On Friday, according to a report aired by the CBS Evening News (5/3, story 7, 0:25, Pelley), a solar-powered airplane "took flight...on the first journey across America. The 'Solar Impulse' needed help to get started but then the sun took over." The first leg of the journey, from northern California to Phoenix, "will take about 19 hours, at a cruising speed of 43 miles an hour."
ABC World News (5/3, story 8, 0:20, Muir) broadcast that the aircraft is the "most advanced sun-powered plane ever, capable of flying day and night without any fuel at all." But the plane is "no jet," as it "flies only about 40 miles an hour." And "we're told it cannot fly through the clouds."
After noting that two aviators are on the plane that took off on Friday, the NBC Nightly News (5/3, story 9, 2:35, Williams) broadcast, "If all goes well, they will be the first to fly across America in an all solar-powered plane." NBC added, "Andre Borschberg and Bertrand Piccard are the Swiss visionaries and pilots taking turns in the cockpit, hoping to put wings on a revolution in solar and green technology."
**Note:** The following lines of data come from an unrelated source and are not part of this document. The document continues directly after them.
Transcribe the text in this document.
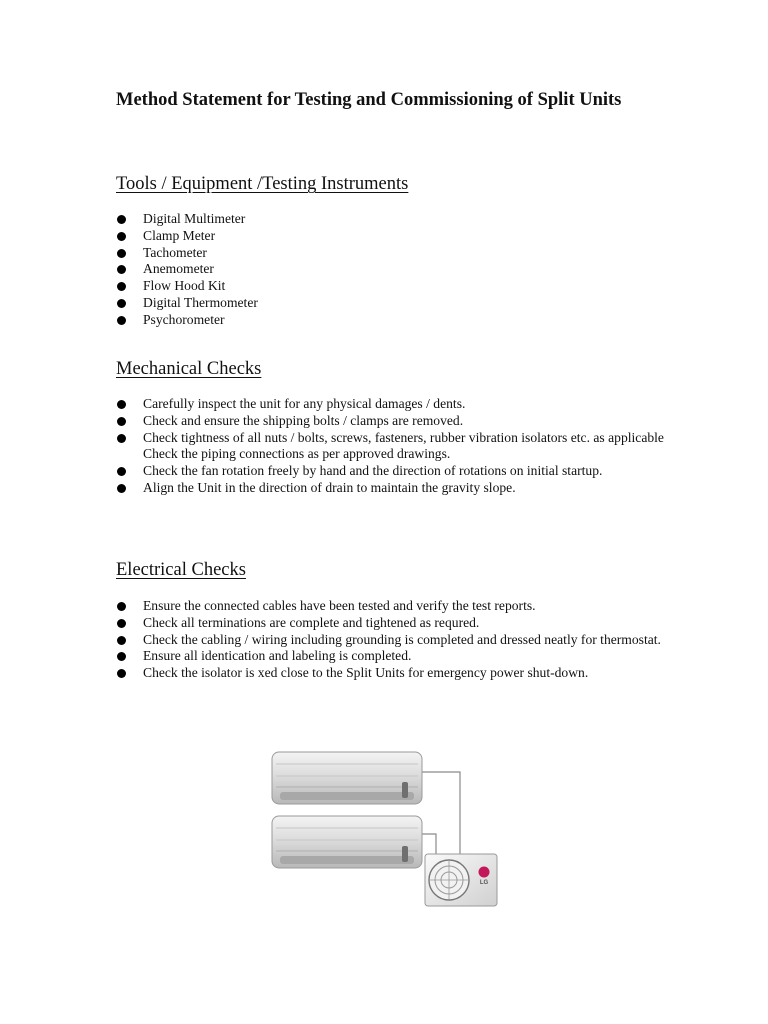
Method Statement for Testing and Commissioning of Split Units
Tools / Equipment /Testing Instruments
Digital Multimeter
Clamp Meter
Tachometer
Anemometer
Flow Hood Kit
Digital Thermometer
Psychorometer
Mechanical Checks
Carefully inspect the unit for any physical damages / dents.
Check and ensure the shipping bolts / clamps are removed.
Check tightness of all nuts / bolts, screws, fasteners, rubber vibration isolators etc. as applicable Check the piping connections as per approved drawings.
Check the fan rotation freely by hand and the direction of rotations on initial startup.
Align the Unit in the direction of drain to maintain the gravity slope.
Electrical Checks
Ensure the connected cables have been tested and verify the test reports.
Check all terminations are complete and tightened as requred.
Check the cabling / wiring including grounding is completed and dressed neatly for thermostat.
Ensure all identication and labeling is completed.
Check the isolator is xed close to the Split Units for emergency power shut-down.
LG
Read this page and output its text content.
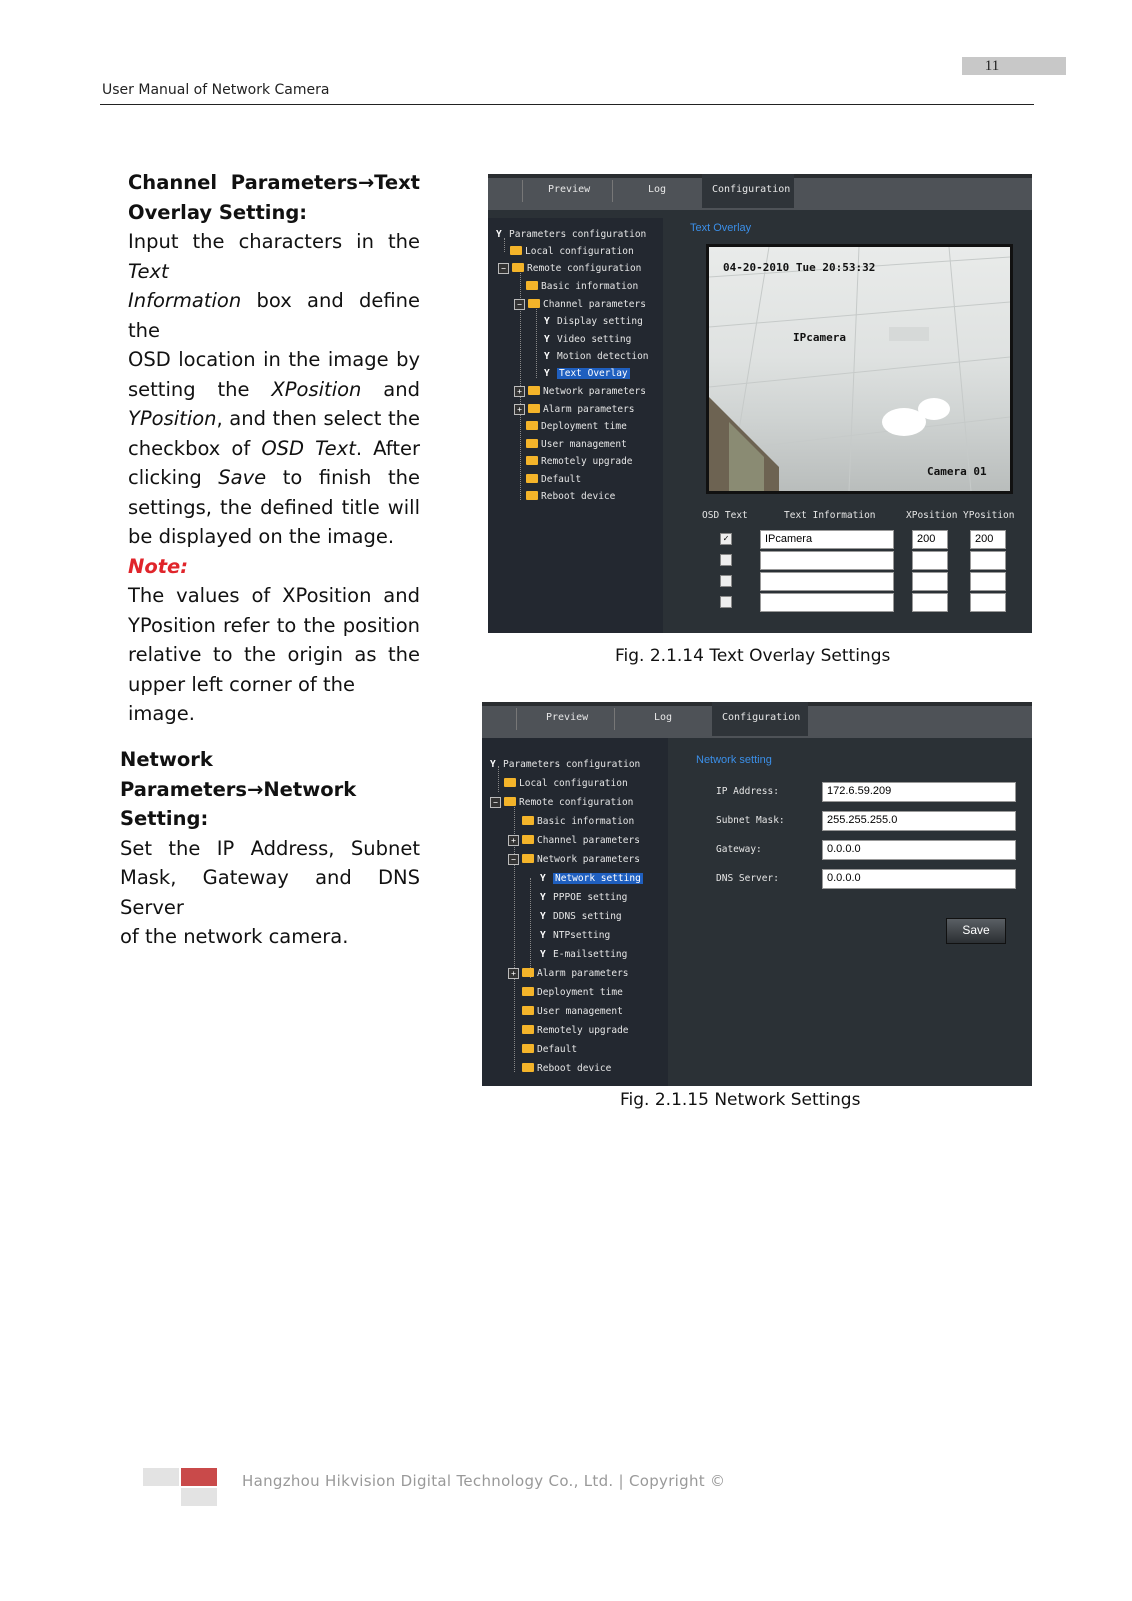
11
User Manual of Network Camera
Channel Parameters→Text
Overlay Setting:
Input the characters in the Text
Information box and define the
OSD location in the image by
setting the XPosition and
YPosition, and then select the
checkbox of OSD Text. After
clicking Save to finish the
settings, the defined title will
be displayed on the image.
Note:
The values of XPosition and
YPosition refer to the position
relative to the origin as the
upper left corner of the image.
Preview	Log	Configuration
Y Parameters configuration
Local configuration
− Remote configuration
Basic information
− Channel parameters
Y Display setting
Y Video setting
Y Motion detection
Y Text Overlay
+ Network parameters
+ Alarm parameters
Deployment time
User management
Remotely upgrade
Default
Reboot device
Text Overlay
04-20-2010 Tue 20:53:32
IPcamera
Camera 01
OSD Text	Text Information	XPosition YPosition
✓	IPcamera	200	200
Fig. 2.1.14 Text Overlay Settings
Network
Parameters→Network Setting:
Set the IP Address, Subnet
Mask, Gateway and DNS Server
of the network camera.
Preview	Log	Configuration
Y Parameters configuration
Local configuration
− Remote configuration
Basic information
+ Channel parameters
− Network parameters
Y Network setting
Y PPPOE setting
Y DDNS setting
Y NTPsetting
Y E-mailsetting
+ Alarm parameters
Deployment time
User management
Remotely upgrade
Default
Reboot device
Network setting
IP Address:	172.6.59.209
Subnet Mask:	255.255.255.0
Gateway:	0.0.0.0
DNS Server:	0.0.0.0
Save
Fig. 2.1.15 Network Settings
Hangzhou Hikvision Digital Technology Co., Ltd. | Copyright ©
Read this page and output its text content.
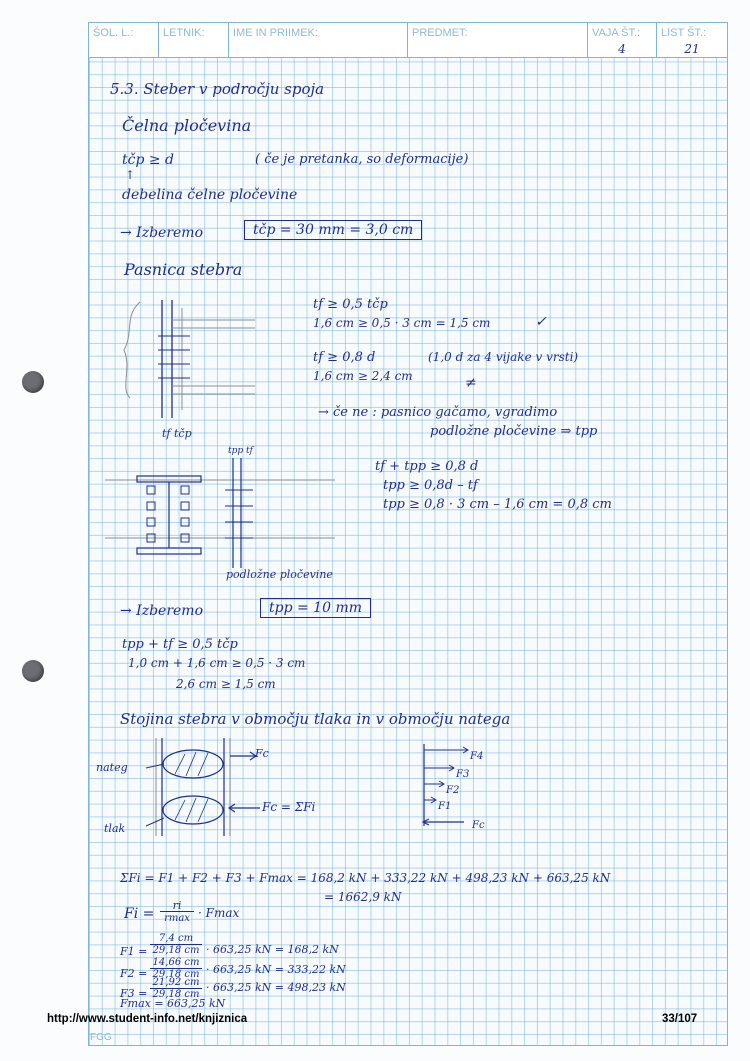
ŠOL. L.:	LETNIK:	IME IN PRIIMEK:	PREDMET:	VAJA ŠT.:
4
LIST ŠT.:
21
5.3. Steber v področju spoja
Čelna pločevina
tčp ≥ d	( če je pretanka, so deformacije)
↑
debelina čelne pločevine
→ Izberemo	tčp = 30 mm = 3,0 cm
Pasnica stebra
tf tčp
tf ≥ 0,5 tčp
1,6 cm ≥ 0,5 · 3 cm = 1,5 cm	✓
tf ≥ 0,8 d	(1,0 d za 4 vijake v vrsti)
1,6 cm ≥ 2,4 cm	≠
→ če ne : pasnico gačamo, vgradimo
podložne pločevine ⇒ tpp
tpp tf
podložne pločevine
tf + tpp ≥ 0,8 d
tpp ≥ 0,8d – tf
tpp ≥ 0,8 · 3 cm – 1,6 cm = 0,8 cm
→ Izberemo	tpp = 10 mm
tpp + tf ≥ 0,5 tčp
1,0 cm + 1,6 cm ≥ 0,5 · 3 cm
2,6 cm ≥ 1,5 cm
Stojina stebra v območju tlaka in v območju natega
nateg
tlak
Fc
Fc = ΣFi
F4
F3
F2
F1
Fc
ΣFi = F1 + F2 + F3 + Fmax = 168,2 kN + 333,22 kN + 498,23 kN + 663,25 kN
= 1662,9 kN
Fi =
ri
rmax · Fmax
F1 =
7,4 cm
29,18 cm · 663,25 kN = 168,2 kN
F2 =
14,66 cm
29,18 cm · 663,25 kN = 333,22 kN
F3 =
21,92 cm
29,18 cm
· 663,25 kN = 498,23 kN
Fmax = 663,25 kN
http://www.student-info.net/knjiznica	33/107
FGG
Solar-Powered Plane Finishes First Leg Of Cross-Country Flight: The CBS Evening News (5/4, story 8, 0:25, Axelrod) reported, "So far, so good for the 'Solar Impulse.'" The solar-powered plane that is attempting to fly across the US finished "its first leg" early Saturday morning, and arrived in Phoenix "18 hours and 18 minutes after taking off in San Francisco." The plane's 12,000 solar cells on its wings worked to recharge "the batteries that allow it to fly at night."
ABC World News (5/4, story 9, 1:10, Muir) noted that the "cutting-edge plane" has "a wingspan of a 747 and, again, it needs no fuel."
The AP (5/5, Bryan, Seavey) also notes the successful initial leg, piloted by Bertrand Piccard, who flew the plane for its first 20 hours of flight. During its first leg the average speed of the plane was around "60 knots with a tail wind."